I hopped up and ran to the door at the same time three New Jersey State Troopers came walking around the corner with a guy.

The cabbie said to me, " They just pulled this guy from a plane and want me to drop this guy off anywhere in the city. You're going to split the cab with him"

Yeah....it's was starting to feel like "my lucky day".

The first thing I did was hop into the front seat and then remind the cabbie that my train was leaving in about 18 minutes. " can we make it ?", I inquired. He promised to give it his best shot.

The cops then tossed the guy into the back seat of the cab. The car immediately filled with the stink of booze. Despite being drunk as a skunk and just being yanked off his plane the guy was fairly calm and actually gave the cops the old " yes officer, no officer". That lasted right until the car left the curb. He was smart enough to keep his mouth shut and keep his ass out of jail, but once clear of trouble let it all out.

The entire time I was really really bummed that I didn't have a voice recorder...I am definately getting one this week. This will probably lose something in the translation, but this is the best as i can remember...

" Ahhh fucking fucking fucking shit fuckers FUCK. Fucking air whores.....sorry sorry sorry...flight attendants...sluts...whatever. All I did was sit in first class without a ticket...the seats were fucking empty. OK, so that's not allowed "please move" ok I can deal with that, so I moved....so what if I moved to another seat that wasn't mine...big fucking deal, no one was sitting there. Why is everyone so uptight. The police told me the pilot was uncomfortable....what the fuck is that...pilot...uncomfortable...yeah right. The sand niggers have won...the fucking sandniggers have won....oh shit, hey man, I'm sorry about the nigger thing....but it is what it is...ok the nigger thing is uncool, but you know what I mean...the towelheads, yeah the fucking terrorist have won....the won my day that for sure...I'm supposed to be in the air going to Florida and instead I'm going to....HEY, WHERE IN THE FUCK ARE YOU TAKING ME ?!??!!......holy shit....fuck....hey man where are you going ? .....Philadelphia, that sounds good, you seem like a nice guy, I should go with you and get out of this shithole, but I have to come back here tomorrow to try again......they said I could come back tomorrow....but what the fuck, I want to go now.....I said to the cop " do I look drunk ?" and he said " as a matter of fact sir you do" .....( long pause).....well what the fuck if they don't want you to drink then why do they put a bar in the fucking airport...the towelheads have won, we're all done for...it's all over."

This tirade continue the entire time we sped down the AC Expressway at 75 mph trying to get to the train ontime.
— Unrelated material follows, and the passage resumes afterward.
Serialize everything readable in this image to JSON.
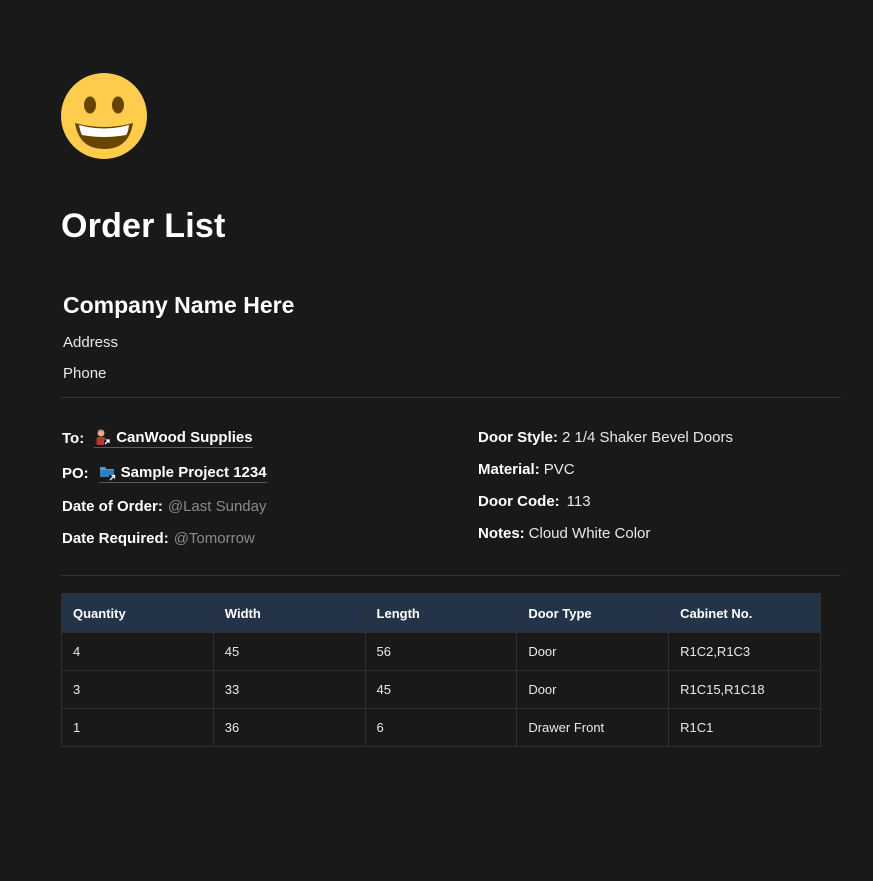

When you get to the trainstation you can see the tracks and I could see my train just pulling in and passengers starting to get off. The cabbie said, you're going to be ok, you'll have about 5 minutes for everyone to get off and then on". We got to Atlantic Blvd, and he pulled a semi-legal U-turn and a wave of relief came over me. I was going to be OK.

Then the school bus in front of us stopped and the lights went on. The cabbie stopped.

" Just go!" I said.

" Son, I'll do a lot of things. But the one thing that I wont do is pass a bus. It aint happening"

The guy in the back started yelling, " fucking kids....gotta do everything "for the children"...fuck the children....this aint our day pal..we should just go get fucked up. You hang with me tonight. Hurry up you fucking kids. How do you get these windows open...my window dont work"

Luckily, there were only a couple of kids on the bus. We sped up to the gate, I hopped out and got onto the train with about a minute to spare.

In the end I got home in time, made the first practice, and hustled home and was asleep by 8:30pm.

I have no idea what happened to the drunk.